# races at parklane



## honda27 (Apr 17, 2008)

ok guys next friday june 7th races at park lane hobbies at 7 pm skinny/ wide tire tjets and hotrods.


----------



## honda27 (Apr 17, 2008)

*Races*

They r still on for tonight.


----------



## Ratwagon64 (Dec 23, 2011)

What is on for tonight?
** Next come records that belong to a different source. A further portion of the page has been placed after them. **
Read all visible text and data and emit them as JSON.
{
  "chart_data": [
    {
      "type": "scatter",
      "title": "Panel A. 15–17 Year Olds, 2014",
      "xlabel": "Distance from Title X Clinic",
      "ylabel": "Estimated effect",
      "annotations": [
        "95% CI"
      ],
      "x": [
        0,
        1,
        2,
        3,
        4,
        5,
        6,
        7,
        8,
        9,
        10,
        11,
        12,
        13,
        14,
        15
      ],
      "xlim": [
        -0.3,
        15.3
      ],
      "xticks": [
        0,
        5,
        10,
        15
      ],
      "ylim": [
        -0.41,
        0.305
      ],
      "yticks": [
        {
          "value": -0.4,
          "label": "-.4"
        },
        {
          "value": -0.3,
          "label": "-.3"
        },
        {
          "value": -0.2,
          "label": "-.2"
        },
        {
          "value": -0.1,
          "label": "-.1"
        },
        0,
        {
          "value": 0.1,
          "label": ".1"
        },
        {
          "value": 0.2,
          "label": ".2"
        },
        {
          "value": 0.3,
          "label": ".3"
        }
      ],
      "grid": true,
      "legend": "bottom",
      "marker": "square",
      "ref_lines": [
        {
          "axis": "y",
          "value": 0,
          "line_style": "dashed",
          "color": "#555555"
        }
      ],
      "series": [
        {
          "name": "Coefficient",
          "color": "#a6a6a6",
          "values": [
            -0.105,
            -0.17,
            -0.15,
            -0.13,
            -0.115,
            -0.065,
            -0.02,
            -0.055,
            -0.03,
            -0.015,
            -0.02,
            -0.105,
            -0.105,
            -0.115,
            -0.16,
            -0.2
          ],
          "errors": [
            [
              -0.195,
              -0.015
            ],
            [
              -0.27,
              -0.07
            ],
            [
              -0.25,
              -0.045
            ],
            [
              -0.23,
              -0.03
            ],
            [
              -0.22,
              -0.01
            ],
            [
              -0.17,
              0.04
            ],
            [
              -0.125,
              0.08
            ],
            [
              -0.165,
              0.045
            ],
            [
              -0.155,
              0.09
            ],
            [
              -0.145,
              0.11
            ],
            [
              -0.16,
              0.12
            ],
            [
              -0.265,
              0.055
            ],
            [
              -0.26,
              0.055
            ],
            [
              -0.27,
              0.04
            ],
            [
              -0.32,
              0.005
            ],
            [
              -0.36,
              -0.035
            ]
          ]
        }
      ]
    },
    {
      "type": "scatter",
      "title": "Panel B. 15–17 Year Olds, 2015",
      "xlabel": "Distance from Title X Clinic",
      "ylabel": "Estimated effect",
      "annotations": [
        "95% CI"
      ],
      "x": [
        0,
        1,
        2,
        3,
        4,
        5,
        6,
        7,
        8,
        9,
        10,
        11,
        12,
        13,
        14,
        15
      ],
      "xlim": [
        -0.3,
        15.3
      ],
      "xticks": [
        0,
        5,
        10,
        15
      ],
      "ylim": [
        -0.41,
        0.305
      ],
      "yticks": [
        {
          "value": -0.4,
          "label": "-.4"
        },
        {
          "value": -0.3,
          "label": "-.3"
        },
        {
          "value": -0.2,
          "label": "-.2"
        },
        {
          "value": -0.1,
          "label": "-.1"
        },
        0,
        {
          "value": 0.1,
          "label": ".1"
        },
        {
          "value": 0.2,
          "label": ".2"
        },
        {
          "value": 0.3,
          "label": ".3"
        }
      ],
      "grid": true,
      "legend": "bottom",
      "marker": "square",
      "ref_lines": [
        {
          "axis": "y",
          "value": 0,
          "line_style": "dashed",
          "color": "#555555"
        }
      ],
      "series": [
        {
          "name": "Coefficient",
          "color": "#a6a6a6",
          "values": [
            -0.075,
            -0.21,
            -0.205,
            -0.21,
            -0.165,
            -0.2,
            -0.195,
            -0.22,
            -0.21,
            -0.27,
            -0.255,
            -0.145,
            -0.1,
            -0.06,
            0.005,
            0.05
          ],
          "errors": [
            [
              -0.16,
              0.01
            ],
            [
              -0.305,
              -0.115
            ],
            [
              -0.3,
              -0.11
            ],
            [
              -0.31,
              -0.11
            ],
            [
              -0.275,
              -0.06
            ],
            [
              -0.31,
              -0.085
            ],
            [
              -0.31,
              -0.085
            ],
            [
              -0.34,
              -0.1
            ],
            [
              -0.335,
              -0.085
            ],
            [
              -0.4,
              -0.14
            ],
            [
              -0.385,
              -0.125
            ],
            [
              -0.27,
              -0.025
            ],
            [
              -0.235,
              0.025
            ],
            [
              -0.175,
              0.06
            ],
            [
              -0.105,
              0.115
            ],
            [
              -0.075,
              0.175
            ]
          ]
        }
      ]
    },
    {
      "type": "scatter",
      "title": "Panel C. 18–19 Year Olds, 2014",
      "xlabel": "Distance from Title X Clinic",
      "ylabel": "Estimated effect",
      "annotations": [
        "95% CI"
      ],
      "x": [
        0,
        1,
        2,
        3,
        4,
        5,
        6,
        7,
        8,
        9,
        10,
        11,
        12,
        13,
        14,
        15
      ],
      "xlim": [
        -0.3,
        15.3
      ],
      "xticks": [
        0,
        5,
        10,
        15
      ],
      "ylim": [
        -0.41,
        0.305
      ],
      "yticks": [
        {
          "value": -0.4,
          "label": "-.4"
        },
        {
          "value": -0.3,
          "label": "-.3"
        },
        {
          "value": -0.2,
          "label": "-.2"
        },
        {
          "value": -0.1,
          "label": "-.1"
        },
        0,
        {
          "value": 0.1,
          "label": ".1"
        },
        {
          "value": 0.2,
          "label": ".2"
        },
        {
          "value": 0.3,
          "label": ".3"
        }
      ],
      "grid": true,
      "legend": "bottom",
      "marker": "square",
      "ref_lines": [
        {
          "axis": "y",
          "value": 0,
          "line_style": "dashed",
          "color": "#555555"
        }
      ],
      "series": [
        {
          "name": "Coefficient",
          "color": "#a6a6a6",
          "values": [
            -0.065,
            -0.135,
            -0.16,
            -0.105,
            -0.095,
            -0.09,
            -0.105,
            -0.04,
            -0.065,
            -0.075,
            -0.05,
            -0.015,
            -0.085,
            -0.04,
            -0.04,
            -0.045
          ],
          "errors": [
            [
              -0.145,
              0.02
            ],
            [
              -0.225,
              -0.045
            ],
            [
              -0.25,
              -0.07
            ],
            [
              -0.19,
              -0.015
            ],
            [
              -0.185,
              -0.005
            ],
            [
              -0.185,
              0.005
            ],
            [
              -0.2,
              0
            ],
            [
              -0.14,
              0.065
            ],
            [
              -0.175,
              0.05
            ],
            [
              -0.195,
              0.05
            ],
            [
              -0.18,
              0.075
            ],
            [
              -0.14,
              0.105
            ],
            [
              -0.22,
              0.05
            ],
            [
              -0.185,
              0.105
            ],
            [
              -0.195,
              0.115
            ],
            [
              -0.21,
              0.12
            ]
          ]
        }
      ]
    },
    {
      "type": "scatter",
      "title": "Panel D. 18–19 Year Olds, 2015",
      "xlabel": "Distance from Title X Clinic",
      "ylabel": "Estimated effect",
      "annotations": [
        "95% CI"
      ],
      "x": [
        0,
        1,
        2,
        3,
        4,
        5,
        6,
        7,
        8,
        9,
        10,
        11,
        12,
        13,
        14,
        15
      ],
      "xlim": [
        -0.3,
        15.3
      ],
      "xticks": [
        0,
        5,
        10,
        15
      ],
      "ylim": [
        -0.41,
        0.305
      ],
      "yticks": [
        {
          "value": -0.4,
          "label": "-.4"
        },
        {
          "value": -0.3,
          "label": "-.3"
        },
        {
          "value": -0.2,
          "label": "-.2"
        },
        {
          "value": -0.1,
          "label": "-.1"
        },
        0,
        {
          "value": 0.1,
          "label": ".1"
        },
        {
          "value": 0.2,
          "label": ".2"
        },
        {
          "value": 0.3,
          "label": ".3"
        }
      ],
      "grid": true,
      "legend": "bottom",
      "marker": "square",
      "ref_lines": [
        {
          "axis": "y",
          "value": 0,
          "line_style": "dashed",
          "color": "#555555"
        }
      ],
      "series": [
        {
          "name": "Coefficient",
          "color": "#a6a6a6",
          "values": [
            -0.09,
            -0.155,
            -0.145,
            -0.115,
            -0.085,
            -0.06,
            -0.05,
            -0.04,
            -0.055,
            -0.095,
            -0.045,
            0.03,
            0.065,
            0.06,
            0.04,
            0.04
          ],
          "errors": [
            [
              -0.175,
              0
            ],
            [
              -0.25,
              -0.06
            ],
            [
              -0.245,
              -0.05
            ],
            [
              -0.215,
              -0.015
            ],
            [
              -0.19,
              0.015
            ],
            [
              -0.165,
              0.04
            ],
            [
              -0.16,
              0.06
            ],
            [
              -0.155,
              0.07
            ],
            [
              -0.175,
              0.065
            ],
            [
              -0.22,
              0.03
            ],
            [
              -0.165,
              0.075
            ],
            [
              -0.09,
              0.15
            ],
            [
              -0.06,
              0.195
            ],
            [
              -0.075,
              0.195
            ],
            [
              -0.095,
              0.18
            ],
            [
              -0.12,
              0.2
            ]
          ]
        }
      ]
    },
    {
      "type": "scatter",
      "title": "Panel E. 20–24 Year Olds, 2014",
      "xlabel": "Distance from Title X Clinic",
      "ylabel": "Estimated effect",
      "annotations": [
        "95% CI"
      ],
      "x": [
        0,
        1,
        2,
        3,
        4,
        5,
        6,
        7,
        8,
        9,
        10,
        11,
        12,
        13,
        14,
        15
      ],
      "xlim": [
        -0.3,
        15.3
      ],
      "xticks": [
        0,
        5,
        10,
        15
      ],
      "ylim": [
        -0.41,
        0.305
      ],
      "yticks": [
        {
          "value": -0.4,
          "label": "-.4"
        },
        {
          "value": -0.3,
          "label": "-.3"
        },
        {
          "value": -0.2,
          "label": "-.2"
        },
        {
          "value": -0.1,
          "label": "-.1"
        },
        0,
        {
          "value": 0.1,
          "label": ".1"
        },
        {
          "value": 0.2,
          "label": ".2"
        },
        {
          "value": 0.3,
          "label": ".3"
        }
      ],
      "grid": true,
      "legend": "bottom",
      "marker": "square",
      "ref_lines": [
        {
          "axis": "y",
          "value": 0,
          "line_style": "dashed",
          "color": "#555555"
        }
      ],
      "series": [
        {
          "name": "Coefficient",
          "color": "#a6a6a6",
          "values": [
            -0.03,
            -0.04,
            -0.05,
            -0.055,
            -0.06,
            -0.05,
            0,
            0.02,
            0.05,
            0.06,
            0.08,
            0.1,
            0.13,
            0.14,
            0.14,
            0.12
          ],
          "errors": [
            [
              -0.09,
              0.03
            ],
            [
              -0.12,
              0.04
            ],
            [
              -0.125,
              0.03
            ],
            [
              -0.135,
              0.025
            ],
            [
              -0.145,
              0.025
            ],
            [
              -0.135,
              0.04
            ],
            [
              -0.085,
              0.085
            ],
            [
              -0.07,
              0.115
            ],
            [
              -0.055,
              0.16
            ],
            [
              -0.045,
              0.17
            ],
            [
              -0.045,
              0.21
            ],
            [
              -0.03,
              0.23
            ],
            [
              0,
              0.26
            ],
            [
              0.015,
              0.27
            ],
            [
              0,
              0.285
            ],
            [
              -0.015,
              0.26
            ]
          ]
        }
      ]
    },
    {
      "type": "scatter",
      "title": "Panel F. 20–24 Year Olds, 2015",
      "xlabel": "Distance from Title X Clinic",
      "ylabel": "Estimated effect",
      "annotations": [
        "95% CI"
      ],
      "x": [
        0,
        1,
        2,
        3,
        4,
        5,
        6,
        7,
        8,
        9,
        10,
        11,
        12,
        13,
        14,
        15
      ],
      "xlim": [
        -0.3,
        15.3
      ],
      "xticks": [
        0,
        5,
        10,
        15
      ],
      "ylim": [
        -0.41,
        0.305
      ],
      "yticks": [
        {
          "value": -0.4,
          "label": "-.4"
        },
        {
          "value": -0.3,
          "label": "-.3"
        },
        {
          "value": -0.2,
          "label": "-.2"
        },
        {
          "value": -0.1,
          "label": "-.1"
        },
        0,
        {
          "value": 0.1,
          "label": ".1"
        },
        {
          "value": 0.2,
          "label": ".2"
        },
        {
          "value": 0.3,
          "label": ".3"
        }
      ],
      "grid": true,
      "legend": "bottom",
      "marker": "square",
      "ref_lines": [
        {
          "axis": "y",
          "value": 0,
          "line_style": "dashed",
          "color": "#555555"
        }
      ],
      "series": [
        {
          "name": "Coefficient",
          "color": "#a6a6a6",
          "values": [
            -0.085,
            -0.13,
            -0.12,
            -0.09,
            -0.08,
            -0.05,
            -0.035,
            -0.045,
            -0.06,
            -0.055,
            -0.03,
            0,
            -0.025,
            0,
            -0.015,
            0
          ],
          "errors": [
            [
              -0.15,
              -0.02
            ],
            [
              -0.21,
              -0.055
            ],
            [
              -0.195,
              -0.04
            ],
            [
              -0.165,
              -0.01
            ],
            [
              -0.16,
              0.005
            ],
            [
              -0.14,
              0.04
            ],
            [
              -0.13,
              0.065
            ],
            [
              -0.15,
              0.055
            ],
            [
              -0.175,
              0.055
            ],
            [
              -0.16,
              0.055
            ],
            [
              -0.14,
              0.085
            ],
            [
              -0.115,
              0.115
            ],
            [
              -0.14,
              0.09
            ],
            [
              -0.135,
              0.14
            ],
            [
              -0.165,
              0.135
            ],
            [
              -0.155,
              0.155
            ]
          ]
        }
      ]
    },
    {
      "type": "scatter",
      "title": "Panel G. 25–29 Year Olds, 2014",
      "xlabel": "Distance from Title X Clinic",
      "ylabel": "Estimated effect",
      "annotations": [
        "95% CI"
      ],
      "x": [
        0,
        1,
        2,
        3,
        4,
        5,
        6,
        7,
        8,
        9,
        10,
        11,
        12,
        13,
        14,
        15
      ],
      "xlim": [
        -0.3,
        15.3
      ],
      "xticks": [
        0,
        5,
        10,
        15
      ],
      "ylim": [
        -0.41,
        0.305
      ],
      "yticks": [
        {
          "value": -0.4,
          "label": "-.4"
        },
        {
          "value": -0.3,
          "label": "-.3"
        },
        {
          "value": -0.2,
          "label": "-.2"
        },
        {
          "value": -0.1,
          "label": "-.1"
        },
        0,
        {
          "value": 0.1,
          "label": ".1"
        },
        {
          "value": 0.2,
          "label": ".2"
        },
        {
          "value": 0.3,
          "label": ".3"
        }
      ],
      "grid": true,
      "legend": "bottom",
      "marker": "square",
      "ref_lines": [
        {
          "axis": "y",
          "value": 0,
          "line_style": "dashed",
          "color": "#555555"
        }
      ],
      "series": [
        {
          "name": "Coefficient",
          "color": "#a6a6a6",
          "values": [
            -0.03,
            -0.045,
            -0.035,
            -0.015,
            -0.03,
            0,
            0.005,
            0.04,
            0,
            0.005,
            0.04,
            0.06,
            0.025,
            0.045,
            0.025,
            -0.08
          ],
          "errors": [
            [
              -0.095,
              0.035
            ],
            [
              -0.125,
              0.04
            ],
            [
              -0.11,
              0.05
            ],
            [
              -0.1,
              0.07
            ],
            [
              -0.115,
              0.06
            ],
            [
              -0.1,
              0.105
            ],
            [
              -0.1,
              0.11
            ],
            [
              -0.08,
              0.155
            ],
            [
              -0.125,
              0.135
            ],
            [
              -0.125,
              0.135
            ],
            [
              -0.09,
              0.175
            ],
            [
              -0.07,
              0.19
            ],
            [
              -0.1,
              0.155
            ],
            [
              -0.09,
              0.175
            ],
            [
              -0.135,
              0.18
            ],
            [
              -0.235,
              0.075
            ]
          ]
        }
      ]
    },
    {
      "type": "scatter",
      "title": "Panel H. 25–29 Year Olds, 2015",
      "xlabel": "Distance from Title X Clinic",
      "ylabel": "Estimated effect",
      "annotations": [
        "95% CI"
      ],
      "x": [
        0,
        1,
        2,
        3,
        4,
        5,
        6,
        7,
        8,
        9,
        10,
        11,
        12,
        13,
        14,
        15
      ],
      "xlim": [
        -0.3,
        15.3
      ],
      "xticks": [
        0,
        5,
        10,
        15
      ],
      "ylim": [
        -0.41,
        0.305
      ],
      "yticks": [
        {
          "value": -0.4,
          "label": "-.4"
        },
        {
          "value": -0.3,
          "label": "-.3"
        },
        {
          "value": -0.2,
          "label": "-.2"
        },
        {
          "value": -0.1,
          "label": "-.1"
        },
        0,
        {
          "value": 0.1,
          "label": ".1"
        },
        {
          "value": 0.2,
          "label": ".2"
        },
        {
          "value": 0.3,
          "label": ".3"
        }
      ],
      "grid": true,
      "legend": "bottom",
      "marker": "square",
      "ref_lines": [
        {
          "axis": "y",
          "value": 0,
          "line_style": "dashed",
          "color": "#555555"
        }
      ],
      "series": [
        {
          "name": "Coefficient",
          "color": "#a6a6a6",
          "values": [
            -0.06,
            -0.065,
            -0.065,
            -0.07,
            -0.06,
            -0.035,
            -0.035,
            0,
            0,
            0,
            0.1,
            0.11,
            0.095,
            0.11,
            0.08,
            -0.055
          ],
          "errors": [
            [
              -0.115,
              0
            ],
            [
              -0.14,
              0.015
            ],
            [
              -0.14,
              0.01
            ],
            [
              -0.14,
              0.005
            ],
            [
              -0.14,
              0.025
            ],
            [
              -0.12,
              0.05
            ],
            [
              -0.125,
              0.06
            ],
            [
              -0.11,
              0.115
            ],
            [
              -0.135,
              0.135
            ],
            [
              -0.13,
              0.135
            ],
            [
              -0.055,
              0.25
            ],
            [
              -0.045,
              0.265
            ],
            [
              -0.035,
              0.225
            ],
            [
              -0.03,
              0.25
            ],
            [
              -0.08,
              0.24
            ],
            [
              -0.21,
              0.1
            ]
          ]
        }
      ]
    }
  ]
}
Pat


----------



## honda27 (Apr 17, 2008)

*races*

at hobby shop 4 friday night not thursday.


----------



## brownie374 (Nov 21, 2007)

honda27 said:


> They r still on for tonight.


Cool a Thursday night race! 7 pm start time?


----------



## honda27 (Apr 17, 2008)

*races*

Races at park lane were called off for friday june 7th only 5 guys showed up so no races. it was chilly out side wonder why no 1 showed up to race. was it cause there is a sunday race. on same week as friday race so no 1 shows up at hobby shop to race.
five who showed up 
darrell 
rick 
bart
tom 
kriket
TY.


----------



## alpink (Aug 22, 2010)

who is TY?


----------



## ajd350 (Sep 18, 2005)

Must be another new guy........LOL:tongue:

Just that time of the year, Darrell. Crowd may be thin.


----------



## honda27 (Apr 17, 2008)

*races*

done.


----------